Beitrag von Klaus Fricke »

Von: Klaus Fricke
An: karin.maag@bundestag.de
Am: 09.03.2014 um 15:29 Uhr



Sehr geehrte Frau Maag,

mit Bezug auf Ihre Aussage:


"Es sei nicht verständlich, wenn im Strafrecht erst ab 21 nach Erwachsenenrecht geurteilt werde, bei Prostitution aber gesagt werde: 'Mit 18 bist du volljährig'."
( http://derstandard.at/1392687591503/Deu ... ostitution )

bitte ich Sie als Juristin mir als potentiellem Klienten folgende Fragen quasi rechtsberatend und natürlich ehrenamtlich zu beantworten:

- Werden alle Personen die zur Gruppe der Heranwachsenden gehören nach Jugendstrafrecht behandelt?
- Wird im Strafrecht davon gesprochen, das Heranwachsende, die (mutmaßliche) Straftäter_innen sind, ihre Volljährigkeit verlieren?
- Handelt es sich bei 18 Jährigen, die der Sexarbeit nachgehen, um (mutmaßliche) Strafäter_innen?
- Sind Sexarbeitende die zur Altersgruppe der Heranwachsenden gehören generell einem Verfahren nach dem Jugenstrafrecht zu unterziehen?
- Soll die Volljährigkeitsgrenze für Straftäter_innen im Alter von 18 bis 21 Jahren, im Falle der Anwendung des Jugendstrafrechtes auf sie, ebenfalls auf 21 Jahre angehoben werden?
- Soll Personen, die der Sexarbeit nachgehen und Personen die zu Gruppe der Heranwachsenden gehören (18 - 21) und die nach Jugendstrafrecht behandelt werden, die Gleichbehandlung mit Personen ihrer Altersgruppe bezüglich ihrer bürgerlichen Rechte ( § 2 BGB) vorenthalten werden?

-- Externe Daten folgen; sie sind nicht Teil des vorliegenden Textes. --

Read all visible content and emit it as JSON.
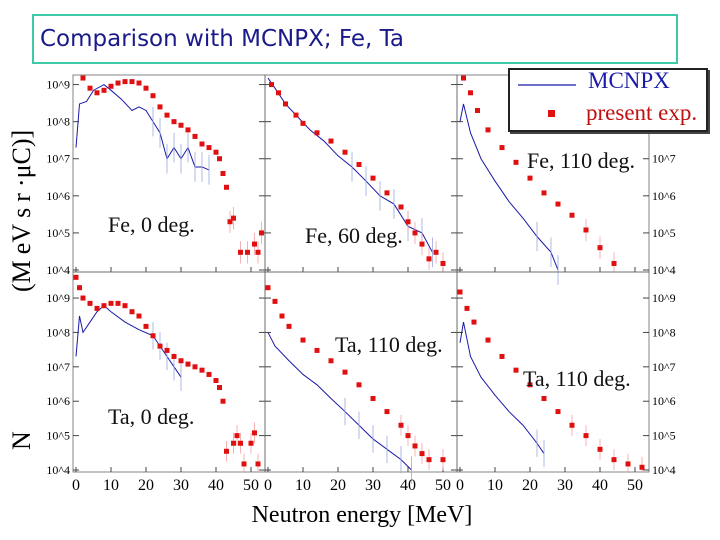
{
  "slide": {
    "title": "Comparison with MCNPX; Fe, Ta"
  },
  "chart_data": {
    "type": "scatter",
    "xlabel": "Neutron energy [MeV]",
    "ylabel_fragments": [
      "(M",
      "eV",
      "s",
      "r",
      "·μC)]",
      "N"
    ],
    "y_scale": "log",
    "x_ticks": [
      "0",
      "10",
      "20",
      "30",
      "40",
      "50"
    ],
    "legend": {
      "placement": "top-right",
      "entries": [
        {
          "name": "MCNPX",
          "style": "line",
          "color": "#1a1aa8"
        },
        {
          "name": "present exp.",
          "style": "square-marker",
          "color": "#e01010"
        }
      ]
    },
    "panels": [
      {
        "label": "Fe, 0 deg.",
        "row": 0,
        "col": 0,
        "ylim": [
          10000.0,
          1600000000.0
        ],
        "exp": [
          [
            2,
            1500000000.0
          ],
          [
            4,
            800000000.0
          ],
          [
            6,
            600000000.0
          ],
          [
            8,
            700000000.0
          ],
          [
            10,
            900000000.0
          ],
          [
            12,
            1100000000.0
          ],
          [
            14,
            1200000000.0
          ],
          [
            16,
            1200000000.0
          ],
          [
            18,
            1100000000.0
          ],
          [
            20,
            800000000.0
          ],
          [
            22,
            500000000.0
          ],
          [
            24,
            250000000.0
          ],
          [
            26,
            150000000.0
          ],
          [
            28,
            100000000.0
          ],
          [
            30,
            80000000.0
          ],
          [
            32,
            60000000.0
          ],
          [
            34,
            40000000.0
          ],
          [
            36,
            25000000.0
          ],
          [
            38,
            20000000.0
          ],
          [
            40,
            15000000.0
          ],
          [
            41,
            10000000.0
          ],
          [
            42,
            4000000.0
          ],
          [
            43,
            1700000.0
          ],
          [
            44,
            200000.0
          ],
          [
            45,
            250000.0
          ],
          [
            47,
            30000.0
          ],
          [
            49,
            30000.0
          ],
          [
            51,
            50000.0
          ],
          [
            52,
            30000.0
          ],
          [
            53,
            100000.0
          ]
        ],
        "mcnpx": [
          [
            0,
            20000000.0
          ],
          [
            1,
            300000000.0
          ],
          [
            3,
            350000000.0
          ],
          [
            5,
            700000000.0
          ],
          [
            8,
            1000000000.0
          ],
          [
            10,
            700000000.0
          ],
          [
            13,
            400000000.0
          ],
          [
            16,
            200000000.0
          ],
          [
            18,
            250000000.0
          ],
          [
            20,
            200000000.0
          ],
          [
            22,
            100000000.0
          ],
          [
            24,
            50000000.0
          ],
          [
            26,
            10000000.0
          ],
          [
            28,
            20000000.0
          ],
          [
            30,
            10000000.0
          ],
          [
            32,
            20000000.0
          ],
          [
            34,
            6000000.0
          ],
          [
            36,
            6000000.0
          ],
          [
            38,
            5000000.0
          ]
        ]
      },
      {
        "label": "Fe, 60 deg.",
        "row": 0,
        "col": 1,
        "ylim": [
          10000.0,
          1600000000.0
        ],
        "exp": [
          [
            1,
            1000000000.0
          ],
          [
            3,
            600000000.0
          ],
          [
            5,
            300000000.0
          ],
          [
            8,
            150000000.0
          ],
          [
            10,
            90000000.0
          ],
          [
            14,
            50000000.0
          ],
          [
            18,
            30000000.0
          ],
          [
            22,
            15000000.0
          ],
          [
            26,
            7000000.0
          ],
          [
            30,
            3000000.0
          ],
          [
            34,
            1200000.0
          ],
          [
            38,
            500000.0
          ],
          [
            40,
            200000.0
          ],
          [
            42,
            100000.0
          ],
          [
            44,
            50000.0
          ],
          [
            46,
            20000.0
          ],
          [
            48,
            30000.0
          ],
          [
            50,
            15000.0
          ]
        ],
        "mcnpx": [
          [
            0,
            1500000000.0
          ],
          [
            2,
            800000000.0
          ],
          [
            5,
            300000000.0
          ],
          [
            8,
            150000000.0
          ],
          [
            12,
            60000000.0
          ],
          [
            16,
            30000000.0
          ],
          [
            20,
            12000000.0
          ],
          [
            24,
            6000000.0
          ],
          [
            28,
            2500000.0
          ],
          [
            32,
            1000000.0
          ],
          [
            36,
            600000.0
          ],
          [
            40,
            150000.0
          ],
          [
            44,
            100000.0
          ],
          [
            47,
            30000.0
          ]
        ]
      },
      {
        "label": "Fe, 110 deg.",
        "row": 0,
        "col": 2,
        "ylim": [
          10000.0,
          1600000000.0
        ],
        "y_ticks": [
          "10^7",
          "10^6",
          "10^5",
          "10^4"
        ],
        "exp": [
          [
            1,
            1500000000.0
          ],
          [
            3,
            600000000.0
          ],
          [
            5,
            200000000.0
          ],
          [
            8,
            60000000.0
          ],
          [
            12,
            20000000.0
          ],
          [
            16,
            8000000.0
          ],
          [
            20,
            3000000.0
          ],
          [
            24,
            1200000.0
          ],
          [
            28,
            600000.0
          ],
          [
            32,
            300000.0
          ],
          [
            36,
            120000.0
          ],
          [
            40,
            40000.0
          ],
          [
            44,
            15000.0
          ]
        ],
        "mcnpx": [
          [
            0,
            100000000.0
          ],
          [
            1,
            300000000.0
          ],
          [
            3,
            50000000.0
          ],
          [
            6,
            10000000.0
          ],
          [
            10,
            2500000.0
          ],
          [
            14,
            700000.0
          ],
          [
            18,
            250000.0
          ],
          [
            22,
            80000.0
          ],
          [
            26,
            30000.0
          ],
          [
            28,
            10000.0
          ]
        ]
      },
      {
        "label": "Ta, 0 deg.",
        "row": 1,
        "col": 0,
        "ylim": [
          10000.0,
          5000000000.0
        ],
        "exp": [
          [
            0,
            4000000000.0
          ],
          [
            1,
            2000000000.0
          ],
          [
            2,
            1000000000.0
          ],
          [
            4,
            700000000.0
          ],
          [
            6,
            500000000.0
          ],
          [
            8,
            600000000.0
          ],
          [
            10,
            700000000.0
          ],
          [
            12,
            700000000.0
          ],
          [
            14,
            600000000.0
          ],
          [
            16,
            400000000.0
          ],
          [
            18,
            300000000.0
          ],
          [
            20,
            150000000.0
          ],
          [
            22,
            80000000.0
          ],
          [
            24,
            40000000.0
          ],
          [
            26,
            30000000.0
          ],
          [
            28,
            20000000.0
          ],
          [
            30,
            15000000.0
          ],
          [
            32,
            12000000.0
          ],
          [
            34,
            10000000.0
          ],
          [
            36,
            8000000.0
          ],
          [
            38,
            6000000.0
          ],
          [
            40,
            4000000.0
          ],
          [
            41,
            2500000.0
          ],
          [
            42,
            1000000.0
          ],
          [
            43,
            35000.0
          ],
          [
            45,
            60000.0
          ],
          [
            46,
            100000.0
          ],
          [
            47,
            60000.0
          ],
          [
            48,
            15000.0
          ],
          [
            50,
            60000.0
          ],
          [
            51,
            120000.0
          ],
          [
            52,
            15000.0
          ]
        ],
        "mcnpx": [
          [
            0,
            20000000.0
          ],
          [
            1,
            300000000.0
          ],
          [
            2,
            100000000.0
          ],
          [
            4,
            200000000.0
          ],
          [
            6,
            400000000.0
          ],
          [
            8,
            600000000.0
          ],
          [
            10,
            400000000.0
          ],
          [
            14,
            200000000.0
          ],
          [
            18,
            120000000.0
          ],
          [
            22,
            80000000.0
          ],
          [
            24,
            40000000.0
          ],
          [
            26,
            20000000.0
          ],
          [
            28,
            10000000.0
          ],
          [
            30,
            5000000.0
          ]
        ]
      },
      {
        "label": "Ta, 110 deg.",
        "row": 1,
        "col": 1,
        "ylim": [
          10000.0,
          5000000000.0
        ],
        "exp": [
          [
            0,
            2000000000.0
          ],
          [
            2,
            800000000.0
          ],
          [
            4,
            300000000.0
          ],
          [
            6,
            150000000.0
          ],
          [
            10,
            60000000.0
          ],
          [
            14,
            30000000.0
          ],
          [
            18,
            15000000.0
          ],
          [
            22,
            7000000.0
          ],
          [
            26,
            3000000.0
          ],
          [
            30,
            1200000.0
          ],
          [
            34,
            500000.0
          ],
          [
            38,
            200000.0
          ],
          [
            40,
            100000.0
          ],
          [
            42,
            50000.0
          ],
          [
            44,
            30000.0
          ],
          [
            46,
            20000.0
          ],
          [
            50,
            20000.0
          ]
        ],
        "mcnpx": [
          [
            0,
            100000000.0
          ],
          [
            2,
            40000000.0
          ],
          [
            6,
            15000000.0
          ],
          [
            10,
            6000000.0
          ],
          [
            14,
            3000000.0
          ],
          [
            18,
            1200000.0
          ],
          [
            22,
            500000.0
          ],
          [
            26,
            200000.0
          ],
          [
            30,
            80000.0
          ],
          [
            34,
            40000.0
          ],
          [
            38,
            20000.0
          ],
          [
            41,
            10000.0
          ]
        ]
      },
      {
        "label": "Ta, 110 deg.",
        "row": 1,
        "col": 2,
        "ylim": [
          10000.0,
          5000000000.0
        ],
        "y_ticks": [
          "10^9",
          "10^8",
          "10^7",
          "10^6",
          "10^5",
          "10^4"
        ],
        "exp": [
          [
            0,
            1500000000.0
          ],
          [
            2,
            500000000.0
          ],
          [
            4,
            200000000.0
          ],
          [
            8,
            60000000.0
          ],
          [
            12,
            20000000.0
          ],
          [
            16,
            8000000.0
          ],
          [
            20,
            3000000.0
          ],
          [
            24,
            1200000.0
          ],
          [
            28,
            500000.0
          ],
          [
            32,
            200000.0
          ],
          [
            36,
            100000.0
          ],
          [
            40,
            40000.0
          ],
          [
            44,
            20000.0
          ],
          [
            48,
            15000.0
          ],
          [
            52,
            12000.0
          ]
        ],
        "mcnpx": [
          [
            0,
            50000000.0
          ],
          [
            1,
            200000000.0
          ],
          [
            3,
            20000000.0
          ],
          [
            6,
            5000000.0
          ],
          [
            10,
            1500000.0
          ],
          [
            14,
            500000.0
          ],
          [
            18,
            200000.0
          ],
          [
            22,
            60000.0
          ],
          [
            24,
            30000.0
          ]
        ]
      }
    ],
    "left_y_ticks": [
      "10^9",
      "10^8",
      "10^7",
      "10^6",
      "10^5",
      "10^4"
    ]
  }
}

Sofern sich nach Prüfung der erfragten Sachverhalte ergibt, dass Sexarbeitende nicht unter dem Generalverdacht der Straftäter_innenschaft gestellt werden dürfen, sie daher nicht ausnahmslos und generell den Regelungen des (Jugend-) Strafrechtes (das auf Delinquenz reagiert und diese zum Anlass nimmt eine Störung der "Reifeentwicklung" zu vermuten, die zu prüfen ist, bevor über Anwendung von Jugend- oder allgemeinem Strafrecht entschieden werden kann) zu unterstellen sind, und sie zudem, selbst für diesen Fall, nicht ihrer bürgerlichen Rechte enthoben werden dürften, zu denen auch das Recht auf freie Berufstwahl und Berufsausübung gehört, bitte ich Sie Ihren Vorschlag, den ich dem o.g. Artikel entnommen habe, und der geeignet ist als gruppenbezogen menschenfeindlich ( http://de.wikipedia.org/wiki/Gruppenbez ... ndlichkeit ) klassifiziert zu werden, zurückzuziehen.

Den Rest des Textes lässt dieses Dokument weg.